Quando a bola de Casper Ruud mergulhou na rede no ponto final do segundo set, o silêncio da Caja Mágica durou apenas um instante antes de explodir em uma ovação desconcertante. Alexander Blockx, número 69 do mundo, havia dobrado o atual campeão do torneio por duplo 6/4 em 1 hora e 36 minutos, e Madri assistia, atônita, ao nascimento de uma nova força no tênis europeu.
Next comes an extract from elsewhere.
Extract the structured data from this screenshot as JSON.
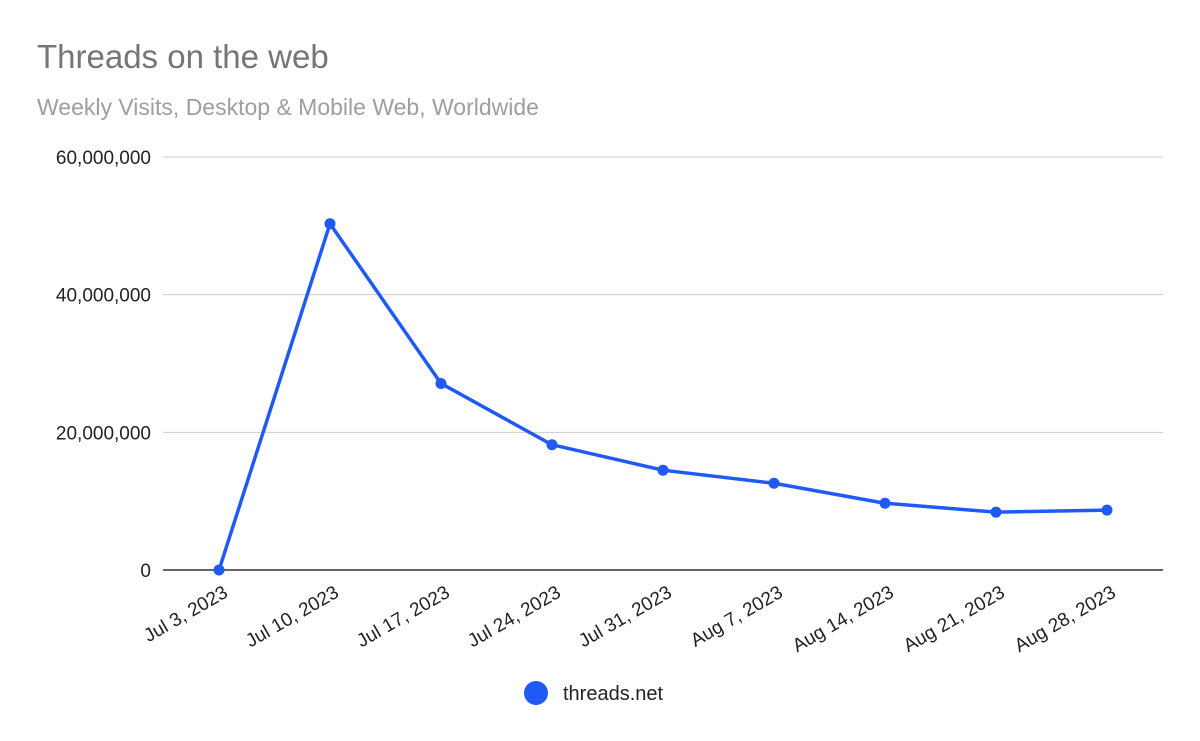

Uma tarde que mudou o roteiro do torneio
O placar de 6/4 e 6/4 não traduz toda a brutalidade com que Blockx desmontou o jogo de Ruud. O belga impôs seu ritmo desde o primeiro game, quebrando o saque do norueguês no quinto game do primeiro set com um backhand cruzado que cortou o ar com precisão milimétrica — aquele tipo de golpe que provoca murmúrio nas tribunas antes mesmo do ponto ser computado. Ruud, acostumado a ditar o andamento das partidas com sua geometria de fundo de quadra, encontrou do outro lado da rede um adversário que não apenas resistia, mas contraditava com autoridade.
O segundo set seguiu a mesma liturgia implacável. Blockx converteu o break point decisivo com um drop shot que desacelerou o tempo dentro da quadra — a bola morreu a centímetros da rede enquanto Ruud, já fora de posição, apenas observava. Nas palavras do próprio Blockx após a partida, a chave da vitória estava na concentração em cada ponto individual:
"Eu sabia que precisava jogar o meu melhor tênis. Ruud é um campeão aqui, e eu respeitei isso, mas foquei no meu jogo ponto a ponto."

Quem é Alexander Blockx
Aos 20 anos, Blockx ainda não é um nome que dispara reconhecimento imediato nas salas de redação esportiva, mas cada resultado em Madri costura um pouco mais seu nome na memória coletiva do circuito. O ranking de número 69 do mundo sub-representa, nesta semana, o nível técnico que o belga tem exibido na terra batida espanhola. Seu jogo combina uma devolução agressiva com uma variação tática que poucos atletas da sua geração conseguem sustentar durante três horas em quadra — e ele raramente precisa chegar a esse limite.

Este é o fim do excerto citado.